His tone scared the crap out of me, but Dopey just shrugged. “Whatever,” he replied, like a sullen teenager.
The others shifted in discomfort, paging through the kill report and making random comments about it to ease the tension. I looked down at the paperwork. I really didn’t want to spend all afternoon talking about whether some dead doctor in Cleveland was going to herald in the end of the human race. Maybe if I picked another fight they’d kick me out. I looked around for a likely candidate and met Gregory’s frown. I think his patience with my “fun” had come to an end.
“Shall we move on?” Bashful asked. “I don’t see anything in these kill reports that warrants further discussion.”
“Where’s the four–nine–five report for that human a few months back?” Dopey suddenly asked, the fake surprise in his voice fooling no one, let alone me.
As one, they all turned and looked at me. I had no idea what they were talking about. I glanced at Gregory, but there was no guidance in his stern face.
“What?”
There was no reply. Just expectant looks.
“Seriously. I have no idea what the fuck a four nine five is. Was that something on my to–do list?”
Silence.
“Can’t help you if I don’t know what the fuck you’re talking about.”
Dopey sighed, as if the whole scenario pained him beyond belief. “You instructed your hellhound to kill a human a few months back. Normally, you wouldn’t get to live after such an act, but since you are the Iblis, you are given an opportunity to justify the murder using a four–nine–five report.”
Shit. Gregory had told me there was a report, but I’d forgotten. It was his fault for not reminding me, or doing it for me. I
’m a demon, I can’t be expected to remember these things.
“The report is due within forty–eight hours after the kill,” the angel continued. “And reviewed at the next council meeting. You’ve had ample time. I don’t see the report.”
“Can I get an extension?”
The silence was uncomfortable, and all those eyes stared at me. I got a feeling the answer was “no”.
“Why didn’t you remind me?” I accused Gregory. He didn’t respond. I tried to recall what he said the ramifications would be.
“Punishment,” Dopey said. I hoped that was a spontaneous word on his part and he wasn’t reading my mind or anything.
“Oh no, oh no,” I interjected, suddenly remembering. “It’s ‘censure’ or ‘reprimand’, or something like that. So just shake your fingers at me and look disappointed and we’ll all continue with this ridiculously long agenda.”
“Twenty–four hours. Or punishment.”
Okay. I could do that. “Fine. Whatever. Let’s keep moving forward here. I’d like to be done before all my human friends are dead and buried.”
“Punishment for noncompliance will be ‘naked and restrained for one rotation cycle,’” he said, that smirk back on his face. One by one the other angels nodded, mine included.
Naked and restrained? That was supposed to have me shaking in my boots? Stupid repressed angels. That punishment sounded like my idea of some really fun foreplay. In the interests of wrapping this council meeting up though, I thought it was best to play along.

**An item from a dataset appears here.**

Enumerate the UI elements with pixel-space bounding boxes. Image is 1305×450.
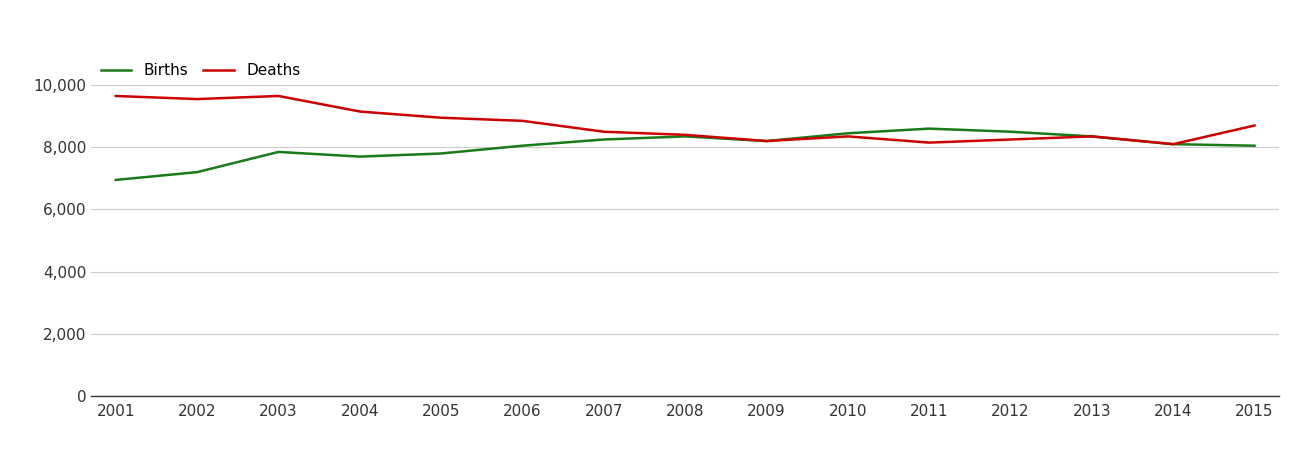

“Oh please! Not that! ” I said dramatically. “I’ll have it to you by the deadline, I promise.”
The angels nodded as one and proceeded on to the rest of the agenda item.

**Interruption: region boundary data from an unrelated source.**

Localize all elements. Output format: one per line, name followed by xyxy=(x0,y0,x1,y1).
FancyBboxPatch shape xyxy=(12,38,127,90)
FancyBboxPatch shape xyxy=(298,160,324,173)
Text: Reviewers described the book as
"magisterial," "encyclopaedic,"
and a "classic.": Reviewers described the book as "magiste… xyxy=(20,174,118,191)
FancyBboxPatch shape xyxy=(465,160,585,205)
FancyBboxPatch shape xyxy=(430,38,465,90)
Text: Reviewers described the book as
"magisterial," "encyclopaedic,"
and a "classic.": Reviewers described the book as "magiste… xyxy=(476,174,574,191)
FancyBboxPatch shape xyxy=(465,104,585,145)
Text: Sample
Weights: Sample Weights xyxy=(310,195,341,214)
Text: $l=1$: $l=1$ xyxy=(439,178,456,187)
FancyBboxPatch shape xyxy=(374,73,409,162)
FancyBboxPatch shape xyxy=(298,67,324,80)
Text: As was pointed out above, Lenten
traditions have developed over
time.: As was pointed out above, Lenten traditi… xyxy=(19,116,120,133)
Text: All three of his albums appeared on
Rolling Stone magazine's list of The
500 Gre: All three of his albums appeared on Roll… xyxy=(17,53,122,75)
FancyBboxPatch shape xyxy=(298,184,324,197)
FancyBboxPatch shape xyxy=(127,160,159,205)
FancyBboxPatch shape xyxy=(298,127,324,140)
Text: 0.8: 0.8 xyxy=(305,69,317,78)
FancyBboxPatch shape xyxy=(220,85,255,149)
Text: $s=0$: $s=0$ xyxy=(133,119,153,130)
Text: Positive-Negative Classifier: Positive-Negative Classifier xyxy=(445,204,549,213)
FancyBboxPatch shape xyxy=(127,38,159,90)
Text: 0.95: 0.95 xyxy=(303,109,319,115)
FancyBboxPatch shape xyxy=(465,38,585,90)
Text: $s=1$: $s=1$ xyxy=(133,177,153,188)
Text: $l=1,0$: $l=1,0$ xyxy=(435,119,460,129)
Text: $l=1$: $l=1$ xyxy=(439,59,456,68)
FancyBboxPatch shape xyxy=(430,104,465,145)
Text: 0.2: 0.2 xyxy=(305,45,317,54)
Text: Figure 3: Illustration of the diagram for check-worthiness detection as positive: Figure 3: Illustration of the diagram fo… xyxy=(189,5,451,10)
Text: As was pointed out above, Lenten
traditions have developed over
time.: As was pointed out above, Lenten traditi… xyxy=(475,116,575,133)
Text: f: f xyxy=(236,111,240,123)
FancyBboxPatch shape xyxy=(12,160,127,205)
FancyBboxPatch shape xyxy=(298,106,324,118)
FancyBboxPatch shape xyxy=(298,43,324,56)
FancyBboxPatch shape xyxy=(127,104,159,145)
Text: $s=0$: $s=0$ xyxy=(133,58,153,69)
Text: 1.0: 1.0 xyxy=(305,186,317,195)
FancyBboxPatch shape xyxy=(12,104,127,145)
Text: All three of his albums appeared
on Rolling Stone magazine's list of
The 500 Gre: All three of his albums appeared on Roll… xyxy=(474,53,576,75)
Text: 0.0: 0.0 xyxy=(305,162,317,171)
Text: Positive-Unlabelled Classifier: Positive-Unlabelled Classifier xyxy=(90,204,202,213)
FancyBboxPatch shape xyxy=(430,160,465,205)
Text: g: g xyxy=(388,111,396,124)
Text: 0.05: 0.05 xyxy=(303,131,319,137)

It was moving on toward happy hour, when I remembered something. Leafing back through the pages, I looked over the demon kill report. There were a few marked as “unidentified”.
“Hey, which one of these is the head?”
Confused eyes turned toward me.
“That head you brought over the other day,” I prompted Gregory. “The one you said was a demon, but we couldn’t identify it. Where is it on the report?”